Social Skills and
This article complements Types of Handshakes and How to Make Yourself Irresistible, two articles I wrote a few weeks ago. While the previous articles are universal in their reach, this one focuses on special situation dealing with diversity in the workplace, mostly related to visual contact and handshakes.
Direct eye contact is expected in the Western world, but it can be more difficult in various Asian cultures where girls have been taught to look down. Some religions – such as Islam and Judaism – also have specific rules as to who is able to have direct contact with whom, especially when women are involved. While I respect all religions and diversity in the workplace, I still believe that “when in Rome, do as the Romans do.”
Therefore, if you are working in a Western business environment where usual Western business rules apply, you are expected to have direct eye contact when you speak to your colleagues, superiors or subordinates. If you don’t, you may appear to hide something or to avoid someone, and this may impact your chances of success at work, as well as in any social setting.
Nevertheless, if you are dealing with someone with the same cultural background as yours, it will probably be appropriate to apply your own customs.
Until the beginning of the 20th century, handshakes were reserved to men. However, as more and more women joined the workforce, they started to be expected to shake hands too. Today, any woman in a business environment is supposed to shake hands with men and with other women. Contrary to popular belief, women are not weakling! You can shake a woman’s hand firmly, as long as you hold the palm – not the fingers – and you don’t crush the hand.
Arthritis and Other Hand Weaknesses
If you notice that a person has arthritis or that the hand is looking frail – or if the owner of such hand tells your so – be gentle with this hand.
Always shake the right hand but if, for some reason, they offer their left hand to shake – maybe because they don’t have a right hand, their arm is in a cast, their right hand is dirty, etc. – then use your left hand too. In the South of France, I have sometimes seen people present their wrist or elbow to shake when their right hand was messy.
Just keep an open mind and you won’t have any problem with diversity in the workplace!
People suffering from Palmar Hyperhidrosis have very sweaty palms and this condition is not related to a temporary emotional state. Feeling very self-conscious about this, they often give a “dead fish” handshake, hoping that the sweaty palm will go unnoticed, which is of course an illusion. You will give a better impression of yourself with a good, strong… but wet handshake than with a dead fish one. You may want to mention your condition before the handshake. It is also a good idea to always carry a Kleenex with you to wipe your hands just before you extend it to someone else.
If you are worried about germs, be aware that we are constantly surrounded by germs anywhere – money, door knobs, grocery carts, restaurant menus, gym equipment, water taps, railings – not only when we touch people’s hands. So don’t avoid a handshake based on your fear of germs.
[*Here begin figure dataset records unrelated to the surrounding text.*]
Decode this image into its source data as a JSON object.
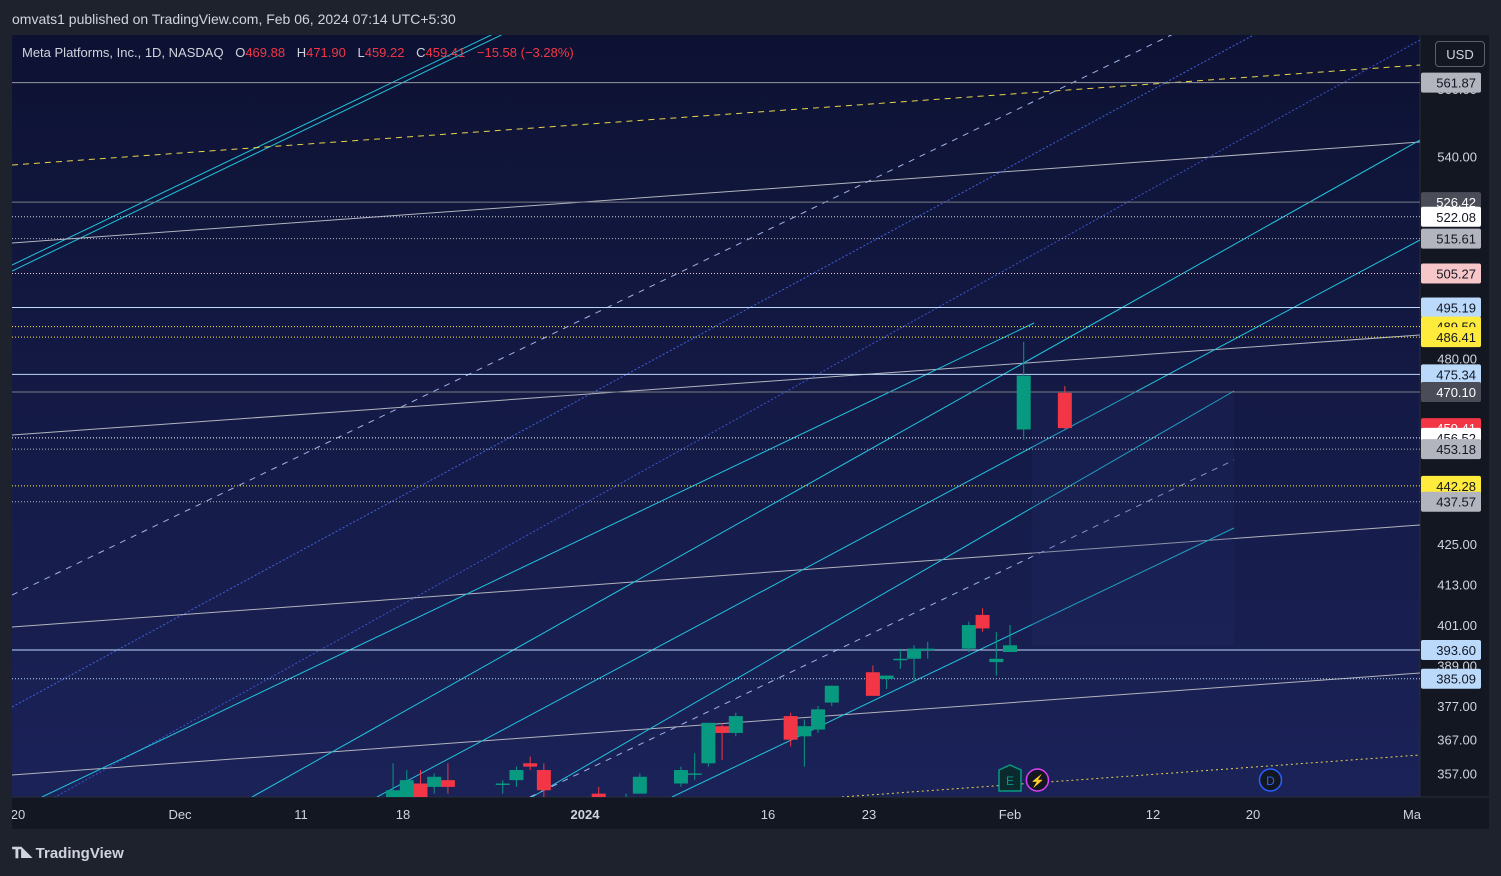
{
  "caption": "omvats1 published on TradingView.com, Feb 06, 2024 07:14 UTC+5:30",
  "footer_brand": "TradingView",
  "currency_button": "USD",
  "legend": {
    "symbol": "Meta Platforms, Inc., 1D, NASDAQ",
    "open_label": "O",
    "open": "469.88",
    "high_label": "H",
    "high": "471.90",
    "low_label": "L",
    "low": "459.22",
    "close_label": "C",
    "close": "459.41",
    "change": "−15.58 (−3.28%)"
  },
  "colors": {
    "background": "#131722",
    "chart_bg_top": "#0d1233",
    "chart_bg_bottom": "#1a2156",
    "up": "#089981",
    "down": "#f23645",
    "channel": "#22c3dc",
    "dashed_yellow": "#e8d44d"
  },
  "chart_data": {
    "type": "candlestick",
    "ylim": [
      350,
      576
    ],
    "y_ticks": [
      "560.00",
      "540.00",
      "480.00",
      "425.00",
      "413.00",
      "401.00",
      "389.00",
      "377.00",
      "367.00",
      "357.00"
    ],
    "x_ticks": [
      "20",
      "Dec",
      "11",
      "18",
      "2024",
      "16",
      "23",
      "Feb",
      "12",
      "20",
      "Ma"
    ],
    "price_labels": [
      {
        "text": "561.87",
        "value": 561.87,
        "bg": "#b2b5be",
        "fg": "#131722"
      },
      {
        "text": "526.42",
        "value": 526.42,
        "bg": "#4a4d57",
        "fg": "#ffffff"
      },
      {
        "text": "522.08",
        "value": 522.08,
        "bg": "#ffffff",
        "fg": "#131722"
      },
      {
        "text": "515.61",
        "value": 515.61,
        "bg": "#b2b5be",
        "fg": "#131722"
      },
      {
        "text": "505.27",
        "value": 505.27,
        "bg": "#f7c6c8",
        "fg": "#131722"
      },
      {
        "text": "495.19",
        "value": 495.19,
        "bg": "#bbd9fb",
        "fg": "#131722"
      },
      {
        "text": "489.50",
        "value": 489.5,
        "bg": "#ffeb3b",
        "fg": "#131722"
      },
      {
        "text": "486.41",
        "value": 486.41,
        "bg": "#ffeb3b",
        "fg": "#131722"
      },
      {
        "text": "475.34",
        "value": 475.34,
        "bg": "#bbd9fb",
        "fg": "#131722"
      },
      {
        "text": "470.10",
        "value": 470.1,
        "bg": "#4a4d57",
        "fg": "#ffffff"
      },
      {
        "text": "459.41",
        "value": 459.41,
        "bg": "#f23645",
        "fg": "#ffffff"
      },
      {
        "text": "456.52",
        "value": 456.52,
        "bg": "#ffffff",
        "fg": "#131722"
      },
      {
        "text": "453.18",
        "value": 453.18,
        "bg": "#b2b5be",
        "fg": "#131722"
      },
      {
        "text": "442.28",
        "value": 442.28,
        "bg": "#ffeb3b",
        "fg": "#131722"
      },
      {
        "text": "437.57",
        "value": 437.57,
        "bg": "#b2b5be",
        "fg": "#131722"
      },
      {
        "text": "393.60",
        "value": 393.6,
        "bg": "#bbd9fb",
        "fg": "#131722"
      },
      {
        "text": "385.09",
        "value": 385.09,
        "bg": "#bbd9fb",
        "fg": "#131722"
      }
    ],
    "horizontal_levels": [
      {
        "value": 561.87,
        "style": "solid",
        "color": "#9598a1"
      },
      {
        "value": 526.42,
        "style": "solid",
        "color": "#787b86"
      },
      {
        "value": 522.08,
        "style": "dotted",
        "color": "#d1d4dc"
      },
      {
        "value": 515.61,
        "style": "dotted",
        "color": "#b2b5be"
      },
      {
        "value": 505.27,
        "style": "dotted",
        "color": "#f7c6c8"
      },
      {
        "value": 495.19,
        "style": "solid",
        "color": "#bbd9fb"
      },
      {
        "value": 489.5,
        "style": "dotted",
        "color": "#ffeb3b"
      },
      {
        "value": 486.41,
        "style": "dotted",
        "color": "#ffeb3b"
      },
      {
        "value": 475.34,
        "style": "solid",
        "color": "#bbd9fb"
      },
      {
        "value": 470.1,
        "style": "solid",
        "color": "#787b86"
      },
      {
        "value": 456.52,
        "style": "dotted",
        "color": "#ffffff"
      },
      {
        "value": 453.18,
        "style": "dotted",
        "color": "#b2b5be"
      },
      {
        "value": 442.28,
        "style": "dotted",
        "color": "#ffeb3b"
      },
      {
        "value": 437.57,
        "style": "dotted",
        "color": "#b2b5be"
      },
      {
        "value": 393.6,
        "style": "solid",
        "color": "#bbd9fb"
      },
      {
        "value": 385.09,
        "style": "dotted",
        "color": "#bbd9fb"
      }
    ],
    "candles": [
      {
        "d": "2023-12-18",
        "o": 344,
        "h": 360,
        "l": 340,
        "c": 352
      },
      {
        "d": "2023-12-19",
        "o": 349,
        "h": 358,
        "l": 346,
        "c": 355
      },
      {
        "d": "2023-12-20",
        "o": 354,
        "h": 358,
        "l": 348,
        "c": 349
      },
      {
        "d": "2023-12-21",
        "o": 353,
        "h": 357,
        "l": 351,
        "c": 356
      },
      {
        "d": "2023-12-22",
        "o": 355,
        "h": 360,
        "l": 351,
        "c": 353
      },
      {
        "d": "2023-12-26",
        "o": 354,
        "h": 355,
        "l": 351,
        "c": 354
      },
      {
        "d": "2023-12-27",
        "o": 355,
        "h": 359,
        "l": 353,
        "c": 358
      },
      {
        "d": "2023-12-28",
        "o": 360,
        "h": 362,
        "l": 358,
        "c": 359
      },
      {
        "d": "2023-12-29",
        "o": 358,
        "h": 360,
        "l": 349,
        "c": 352
      },
      {
        "d": "2024-01-02",
        "o": 351,
        "h": 353,
        "l": 344,
        "c": 346
      },
      {
        "d": "2024-01-03",
        "o": 345,
        "h": 349,
        "l": 342,
        "c": 344
      },
      {
        "d": "2024-01-04",
        "o": 345,
        "h": 351,
        "l": 343,
        "c": 348
      },
      {
        "d": "2024-01-05",
        "o": 351,
        "h": 357,
        "l": 351,
        "c": 356
      },
      {
        "d": "2024-01-08",
        "o": 354,
        "h": 359,
        "l": 353,
        "c": 358
      },
      {
        "d": "2024-01-09",
        "o": 357,
        "h": 363,
        "l": 355,
        "c": 357
      },
      {
        "d": "2024-01-10",
        "o": 360,
        "h": 372,
        "l": 359,
        "c": 372
      },
      {
        "d": "2024-01-11",
        "o": 371,
        "h": 372,
        "l": 361,
        "c": 369
      },
      {
        "d": "2024-01-12",
        "o": 369,
        "h": 375,
        "l": 368,
        "c": 374
      },
      {
        "d": "2024-01-16",
        "o": 374,
        "h": 375,
        "l": 365,
        "c": 367
      },
      {
        "d": "2024-01-17",
        "o": 368,
        "h": 373,
        "l": 359,
        "c": 371
      },
      {
        "d": "2024-01-18",
        "o": 370,
        "h": 377,
        "l": 369,
        "c": 376
      },
      {
        "d": "2024-01-19",
        "o": 378,
        "h": 383,
        "l": 377,
        "c": 383
      },
      {
        "d": "2024-01-22",
        "o": 387,
        "h": 389,
        "l": 380,
        "c": 380
      },
      {
        "d": "2024-01-23",
        "o": 385,
        "h": 386,
        "l": 382,
        "c": 386
      },
      {
        "d": "2024-01-24",
        "o": 391,
        "h": 394,
        "l": 388,
        "c": 391
      },
      {
        "d": "2024-01-25",
        "o": 391,
        "h": 395,
        "l": 384,
        "c": 394
      },
      {
        "d": "2024-01-26",
        "o": 394,
        "h": 396,
        "l": 391,
        "c": 394
      },
      {
        "d": "2024-01-29",
        "o": 394,
        "h": 402,
        "l": 393,
        "c": 401
      },
      {
        "d": "2024-01-30",
        "o": 404,
        "h": 406,
        "l": 399,
        "c": 400
      },
      {
        "d": "2024-01-31",
        "o": 390,
        "h": 399,
        "l": 386,
        "c": 391
      },
      {
        "d": "2024-02-01",
        "o": 393,
        "h": 401,
        "l": 393,
        "c": 395
      },
      {
        "d": "2024-02-02",
        "o": 459,
        "h": 485,
        "l": 456,
        "c": 475
      },
      {
        "d": "2024-02-05",
        "o": 469.88,
        "h": 471.9,
        "l": 459.22,
        "c": 459.41
      }
    ],
    "markers": [
      {
        "label": "E",
        "date": "2024-02-01",
        "color": "#089981"
      },
      {
        "label": "⚡",
        "date": "2024-02-03",
        "color": "#e040fb"
      },
      {
        "label": "D",
        "date": "2024-02-20",
        "color": "#2962ff"
      }
    ]
  }
}
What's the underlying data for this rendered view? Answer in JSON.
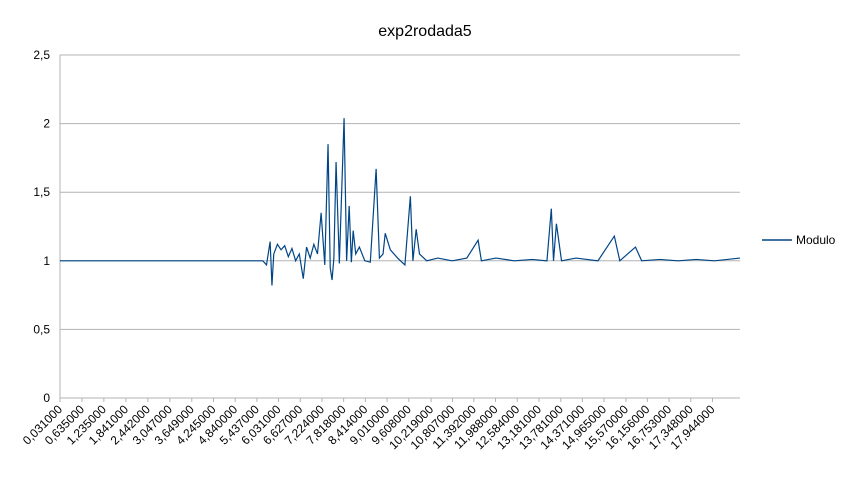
{
  "chart_data": {
    "type": "line",
    "title": "exp2rodada5",
    "x": [
      0.031,
      1,
      2,
      3,
      4,
      5,
      5.6,
      5.7,
      5.8,
      5.85,
      5.9,
      6.0,
      6.1,
      6.2,
      6.3,
      6.4,
      6.5,
      6.6,
      6.71,
      6.8,
      6.9,
      7.0,
      7.1,
      7.2,
      7.3,
      7.39,
      7.45,
      7.5,
      7.55,
      7.61,
      7.7,
      7.83,
      7.9,
      7.97,
      8.03,
      8.08,
      8.15,
      8.25,
      8.4,
      8.55,
      8.71,
      8.8,
      8.9,
      8.96,
      9.1,
      9.3,
      9.5,
      9.65,
      9.72,
      9.81,
      9.9,
      10.1,
      10.4,
      10.8,
      11.2,
      11.51,
      11.6,
      12.0,
      12.5,
      13.0,
      13.4,
      13.52,
      13.58,
      13.66,
      13.8,
      14.2,
      14.8,
      15.25,
      15.4,
      15.83,
      16.0,
      16.5,
      17.0,
      17.5,
      18.0,
      18.7
    ],
    "series": [
      {
        "name": "Modulo",
        "color": "#004586",
        "values": [
          1,
          1,
          1,
          1,
          1,
          1,
          1,
          0.97,
          1.14,
          0.82,
          1.05,
          1.12,
          1.08,
          1.11,
          1.03,
          1.09,
          1.0,
          1.05,
          0.87,
          1.1,
          1.02,
          1.12,
          1.05,
          1.35,
          0.97,
          1.85,
          0.95,
          0.86,
          1.02,
          1.72,
          0.98,
          2.04,
          1.0,
          1.4,
          0.99,
          1.22,
          1.05,
          1.1,
          1.0,
          0.99,
          1.67,
          1.02,
          1.05,
          1.2,
          1.08,
          1.02,
          0.97,
          1.47,
          1.0,
          1.23,
          1.05,
          1.0,
          1.02,
          1.0,
          1.02,
          1.15,
          1.0,
          1.02,
          1.0,
          1.01,
          1.0,
          1.38,
          1.0,
          1.27,
          1.0,
          1.02,
          1.0,
          1.18,
          1.0,
          1.1,
          1.0,
          1.01,
          1.0,
          1.01,
          1.0,
          1.02
        ]
      }
    ],
    "xlim": [
      0.031,
      18.7
    ],
    "xticks": [
      {
        "value": 0.031,
        "label": "0,031000"
      },
      {
        "value": 0.635,
        "label": "0,635000"
      },
      {
        "value": 1.235,
        "label": "1,235000"
      },
      {
        "value": 1.841,
        "label": "1,841000"
      },
      {
        "value": 2.442,
        "label": "2,442000"
      },
      {
        "value": 3.047,
        "label": "3,047000"
      },
      {
        "value": 3.649,
        "label": "3,649000"
      },
      {
        "value": 4.245,
        "label": "4,245000"
      },
      {
        "value": 4.84,
        "label": "4,840000"
      },
      {
        "value": 5.437,
        "label": "5,437000"
      },
      {
        "value": 6.031,
        "label": "6,031000"
      },
      {
        "value": 6.627,
        "label": "6,627000"
      },
      {
        "value": 7.224,
        "label": "7,224000"
      },
      {
        "value": 7.818,
        "label": "7,818000"
      },
      {
        "value": 8.414,
        "label": "8,414000"
      },
      {
        "value": 9.01,
        "label": "9,010000"
      },
      {
        "value": 9.608,
        "label": "9,608000"
      },
      {
        "value": 10.219,
        "label": "10,219000"
      },
      {
        "value": 10.807,
        "label": "10,807000"
      },
      {
        "value": 11.392,
        "label": "11,392000"
      },
      {
        "value": 11.988,
        "label": "11,988000"
      },
      {
        "value": 12.584,
        "label": "12,584000"
      },
      {
        "value": 13.181,
        "label": "13,181000"
      },
      {
        "value": 13.781,
        "label": "13,781000"
      },
      {
        "value": 14.371,
        "label": "14,371000"
      },
      {
        "value": 14.965,
        "label": "14,965000"
      },
      {
        "value": 15.57,
        "label": "15,570000"
      },
      {
        "value": 16.156,
        "label": "16,156000"
      },
      {
        "value": 16.753,
        "label": "16,753000"
      },
      {
        "value": 17.348,
        "label": "17,348000"
      },
      {
        "value": 17.944,
        "label": "17,944000"
      }
    ],
    "ylim": [
      0,
      2.5
    ],
    "yticks": [
      0,
      {
        "value": 0.5,
        "label": "0,5"
      },
      1,
      {
        "value": 1.5,
        "label": "1,5"
      },
      2,
      {
        "value": 2.5,
        "label": "2,5"
      }
    ],
    "grid": true,
    "legend": "right"
  }
}
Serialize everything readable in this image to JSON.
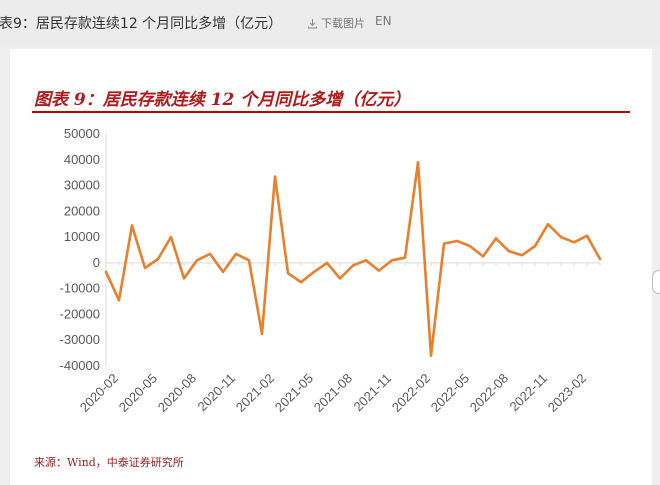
{
  "header": {
    "title": "表9：居民存款连续12 个月同比多增（亿元）",
    "download_label": "下载图片",
    "lang_label": "EN"
  },
  "figure": {
    "title": "图表 9：居民存款连续 12 个月同比多增（亿元）",
    "source": "来源：Wind，中泰证券研究所"
  },
  "colors": {
    "line": "#e87f2c",
    "accent": "#c00000"
  },
  "chart_data": {
    "type": "line",
    "x": [
      "2020-01",
      "2020-02",
      "2020-03",
      "2020-04",
      "2020-05",
      "2020-06",
      "2020-07",
      "2020-08",
      "2020-09",
      "2020-10",
      "2020-11",
      "2020-12",
      "2021-01",
      "2021-02",
      "2021-03",
      "2021-04",
      "2021-05",
      "2021-06",
      "2021-07",
      "2021-08",
      "2021-09",
      "2021-10",
      "2021-11",
      "2021-12",
      "2022-01",
      "2022-02",
      "2022-03",
      "2022-04",
      "2022-05",
      "2022-06",
      "2022-07",
      "2022-08",
      "2022-09",
      "2022-10",
      "2022-11",
      "2022-12",
      "2023-01",
      "2023-02",
      "2023-03"
    ],
    "series": [
      {
        "values": [
          -3500,
          -14500,
          14500,
          -2000,
          1500,
          10000,
          -6000,
          1000,
          3500,
          -3500,
          3500,
          1000,
          -27500,
          33500,
          -4000,
          -7500,
          -3500,
          0,
          -6000,
          -1000,
          1000,
          -3000,
          1000,
          2000,
          39000,
          -36000,
          7500,
          8500,
          6500,
          2500,
          9500,
          4500,
          3000,
          6500,
          15000,
          10000,
          8000,
          10500,
          1500
        ]
      }
    ],
    "xticks": [
      "2020-02",
      "2020-05",
      "2020-08",
      "2020-11",
      "2021-02",
      "2021-05",
      "2021-08",
      "2021-11",
      "2022-02",
      "2022-05",
      "2022-08",
      "2022-11",
      "2023-02"
    ],
    "yticks": [
      50000,
      40000,
      30000,
      20000,
      10000,
      0,
      -10000,
      -20000,
      -30000,
      -40000
    ],
    "ylim": [
      -40000,
      50000
    ],
    "grid": false,
    "legend": "none"
  }
}
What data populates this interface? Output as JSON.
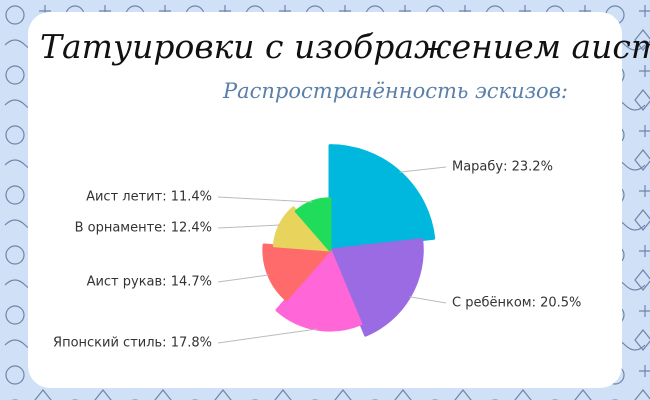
{
  "chart_data": {
    "type": "pie",
    "title": "Татуировки с изображением аиста",
    "subtitle": "Распространённость эскизов:",
    "values": [
      23.2,
      20.5,
      17.8,
      14.7,
      12.4,
      11.4
    ],
    "value_labels": [
      "Марабу: 23.2%",
      "С ребёнком: 20.5%",
      "Японский стиль: 17.8%",
      "Аист рукав: 14.7%",
      "В орнаменте: 12.4%",
      "Аист летит: 11.4%"
    ],
    "colors": [
      "#00b8de",
      "#9a6be3",
      "#ff66d8",
      "#ff6b6b",
      "#e8d35c",
      "#1fdd5a"
    ]
  }
}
Remember that a handshake is a subconscious message that you send to someone else and the absence of handshake – when it would be expected – also sends a strong negative message that you don’t what to connect.
It is better to wash your hands or to carry an alcohol-based hand cleaner to use afterwards, than to refrain from giving a handshake. After a handshake, avoid touching your face or any part of your body until you have washed your hands.
Hopefully, those few suggestions will help you to promote diversity in the workplace with good social skills. Always be vigilant and aware that whatever you do – don’t do – in a social setting send a strong subconscious message about what you are about.